It was a cold, bitter Sunday; December in Montreal, wind biting with snap as I wended my way through the city, stopping at Eggspectation for breakfast (oeufs, avec viande - or something, my French is rudimentary), picking up DVDs at HMV, letting the wind whip me as I wandered through the McGill campus, then finally heading to the Musee des Beaux Arts when it opened. Impossible not to think of the Auden poem when I hear that name, I suppose - and something about the diminuition of the extraordinary in that poem - the sense that suffering happens, but life proceeds apace - matched that day's heavy heart.
"About suffering they were never wrong,
The Old Masters; how well, they understood
Its human position" - W.H. Auden, "Musee des Beaux Arts"

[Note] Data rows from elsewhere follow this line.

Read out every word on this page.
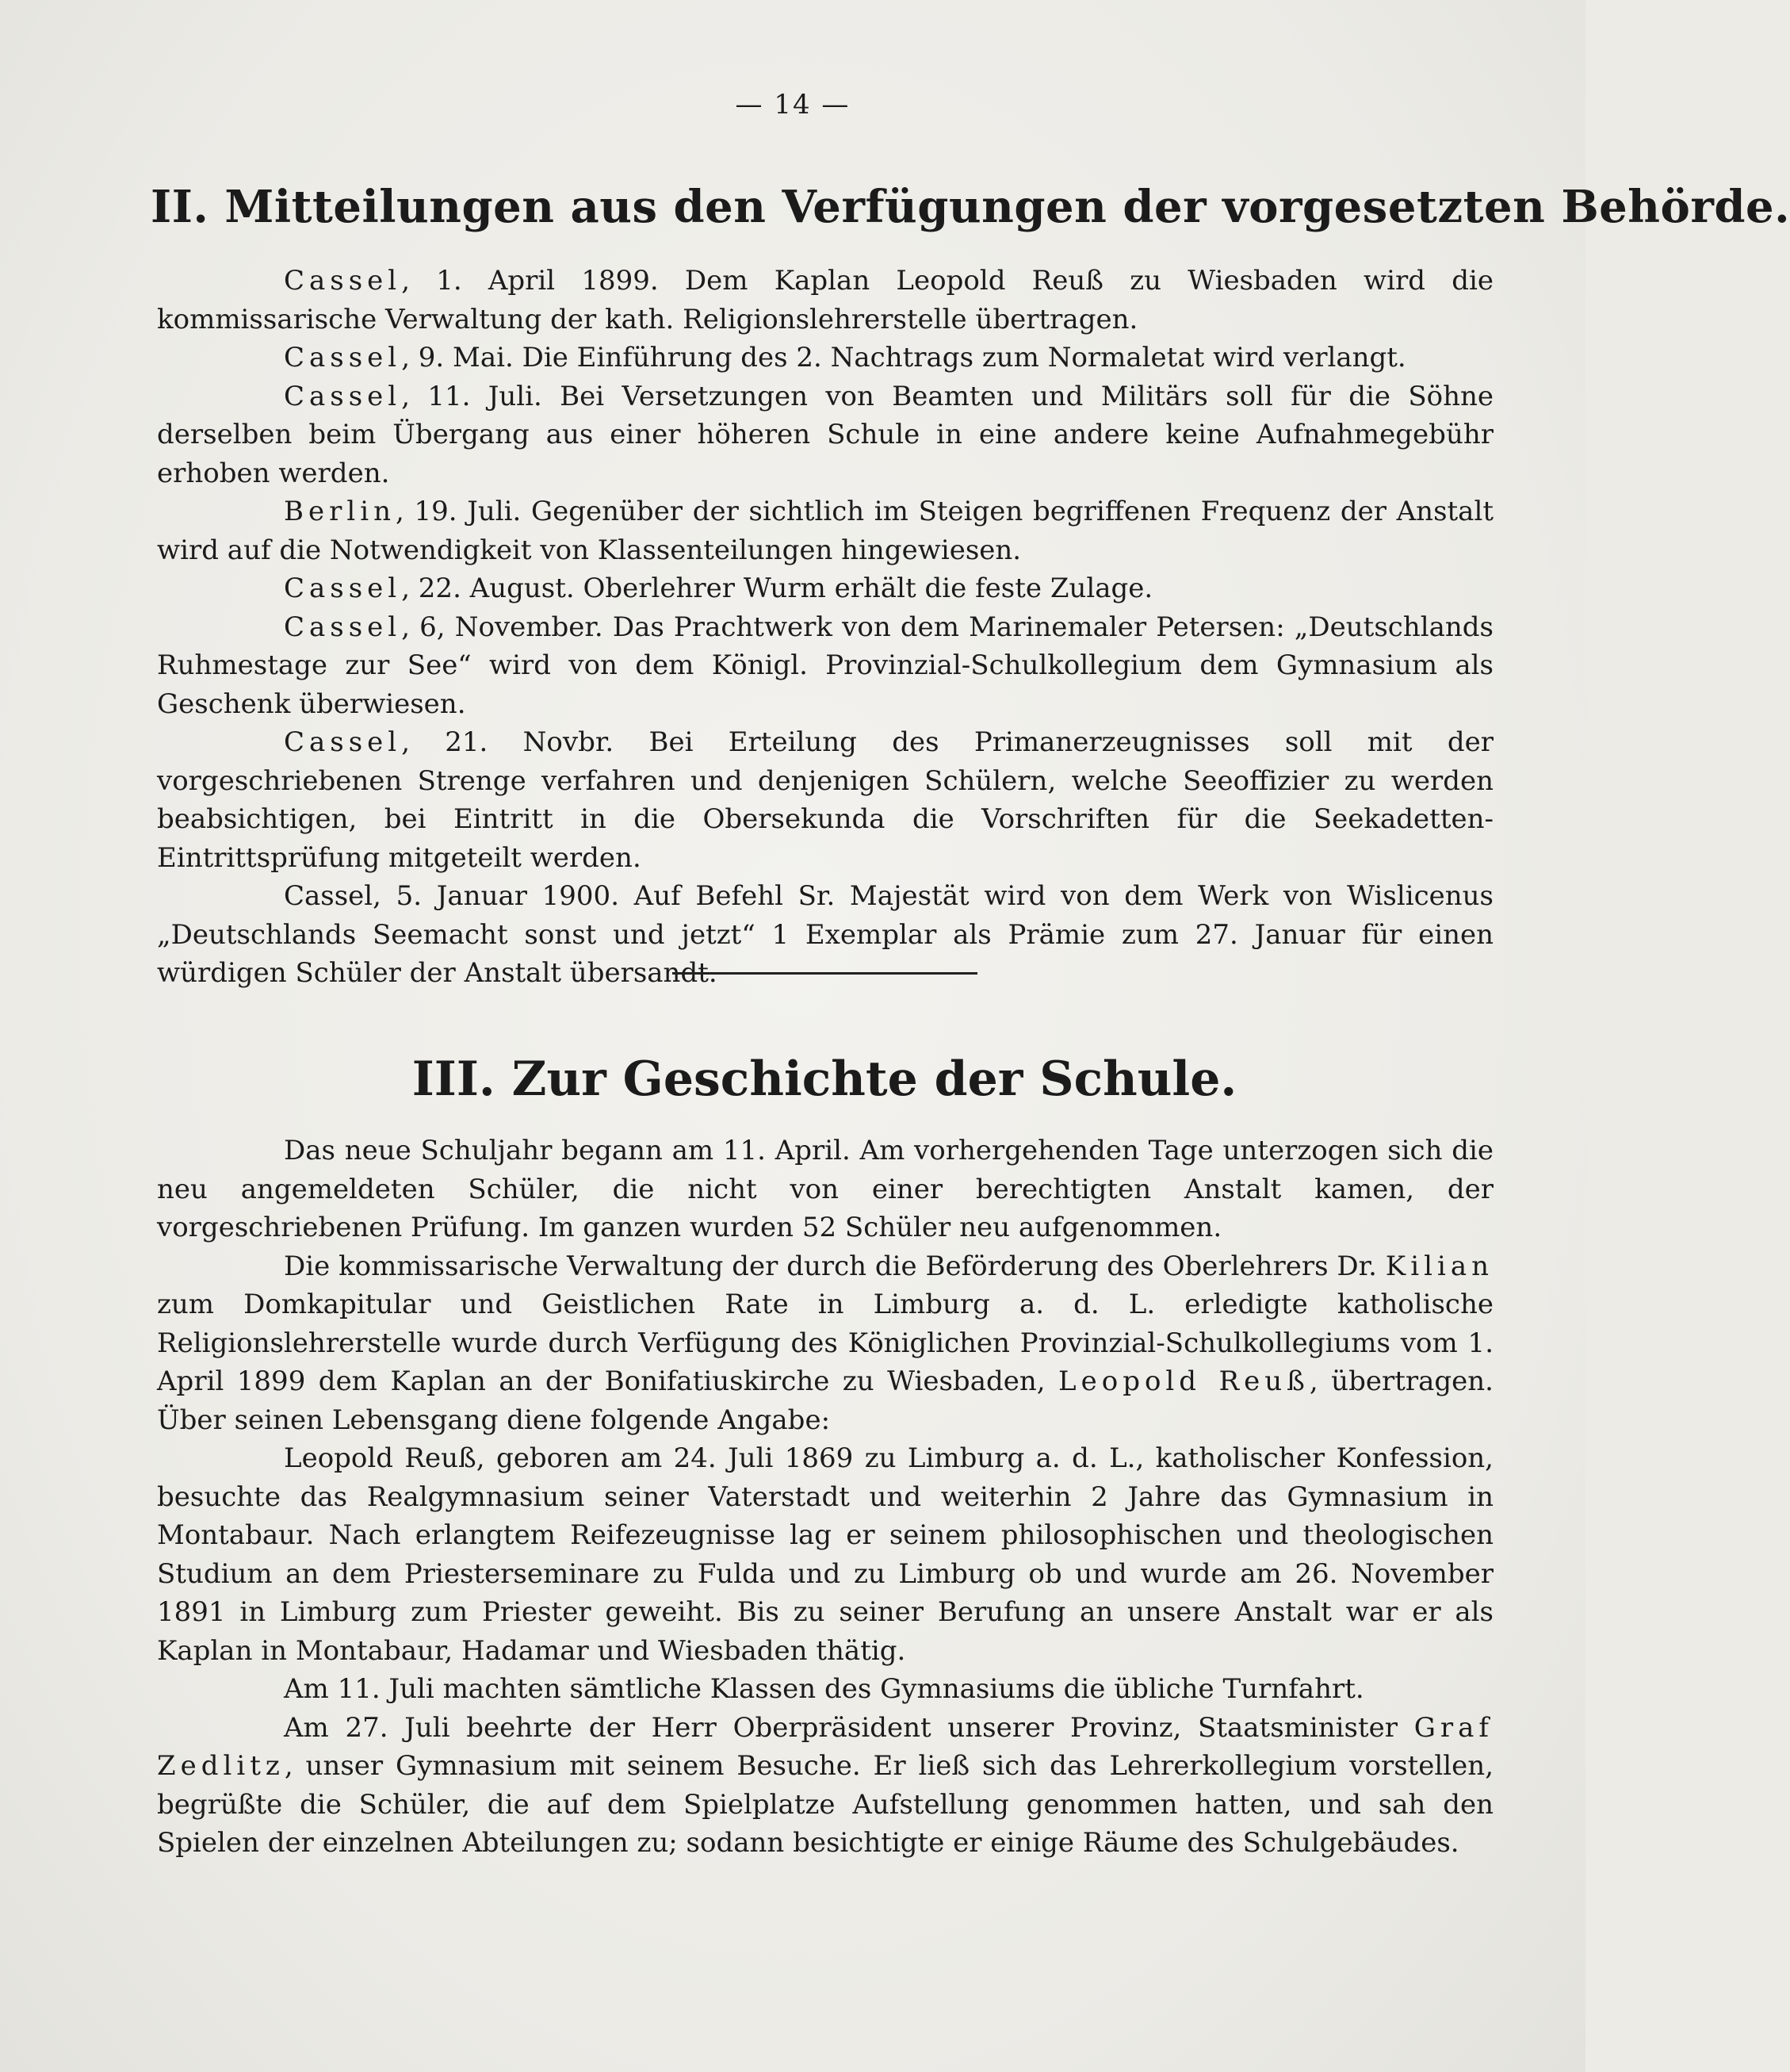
— 14 —
II. Mitteilungen aus den Verfügungen der vorgesetzten Behörde.

Cassel, 1. April 1899. Dem Kaplan Leopold Reuß zu Wiesbaden wird die kommissarische Verwaltung der kath. Religionslehrerstelle übertragen.

Cassel, 9. Mai. Die Einführung des 2. Nachtrags zum Normaletat wird verlangt.

Cassel, 11. Juli. Bei Versetzungen von Beamten und Militärs soll für die Söhne derselben beim Übergang aus einer höheren Schule in eine andere keine Aufnahmegebühr erhoben werden.

Berlin, 19. Juli. Gegenüber der sichtlich im Steigen begriffenen Frequenz der Anstalt wird auf die Notwendigkeit von Klassenteilungen hingewiesen.

Cassel, 22. August. Oberlehrer Wurm erhält die feste Zulage.

Cassel, 6, November. Das Prachtwerk von dem Marinemaler Petersen: „Deutschlands Ruhmestage zur See“ wird von dem Königl. Provinzial-Schulkollegium dem Gymnasium als Geschenk überwiesen.

Cassel, 21. Novbr. Bei Erteilung des Primanerzeugnisses soll mit der vorgeschriebenen Strenge verfahren und denjenigen Schülern, welche Seeoffizier zu werden beabsichtigen, bei Eintritt in die Obersekunda die Vorschriften für die Seekadetten-Eintrittsprüfung mitgeteilt werden.

Cassel, 5. Januar 1900. Auf Befehl Sr. Majestät wird von dem Werk von Wislicenus „Deutschlands Seemacht sonst und jetzt“ 1 Exemplar als Prämie zum 27. Januar für einen würdigen Schüler der Anstalt übersandt.

III. Zur Geschichte der Schule.

Das neue Schuljahr begann am 11. April. Am vorhergehenden Tage unterzogen sich die neu angemeldeten Schüler, die nicht von einer berechtigten Anstalt kamen, der vorgeschriebenen Prüfung. Im ganzen wurden 52 Schüler neu aufgenommen.

Die kommissarische Verwaltung der durch die Beförderung des Oberlehrers Dr. Kilian zum Domkapitular und Geistlichen Rate in Limburg a. d. L. erledigte katholische Religionslehrerstelle wurde durch Verfügung des Königlichen Provinzial-Schulkollegiums vom 1. April 1899 dem Kaplan an der Bonifatiuskirche zu Wiesbaden, Leopold Reuß, übertragen. Über seinen Lebensgang diene folgende Angabe:

Leopold Reuß, geboren am 24. Juli 1869 zu Limburg a. d. L., katholischer Konfession, besuchte das Realgymnasium seiner Vaterstadt und weiterhin 2 Jahre das Gymnasium in Montabaur. Nach erlangtem Reifezeugnisse lag er seinem philosophischen und theologischen Studium an dem Priesterseminare zu Fulda und zu Limburg ob und wurde am 26. November 1891 in Limburg zum Priester geweiht. Bis zu seiner Berufung an unsere Anstalt war er als Kaplan in Montabaur, Hadamar und Wiesbaden thätig.

Am 11. Juli machten sämtliche Klassen des Gymnasiums die übliche Turnfahrt.

Am 27. Juli beehrte der Herr Oberpräsident unserer Provinz, Staatsminister Graf Zedlitz, unser Gymnasium mit seinem Besuche. Er ließ sich das Lehrerkollegium vorstellen, begrüßte die Schüler, die auf dem Spielplatze Aufstellung genommen hatten, und sah den Spielen der einzelnen Abteilungen zu; sodann besichtigte er einige Räume des Schulgebäudes.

The Musee des Beaux Arts is a good museum - spotted some fine works by Rembrandt and Pieter Bruegel the Younger (which, come to think about it, is a fact that ties in nicely with the Auden poem, which is about the elder Brueghel's "Fall of Icarus"). But given my predilection for more contemporary pieces, I was particularly taken by an exhibition of Tracey Moffatt's works, especially her "Scarred for Life" series, a fine portrayal of suburban despair.
Being in a sombre mood, and with Auden on my mind, I walked further on after this, quoting "Funeral Blues" to myself. Something about speaking in verse into the open. Stop all the clocks, cut off the telephone. Prevent the dog from barking with a juicy bone.
For nothing now can come to any good.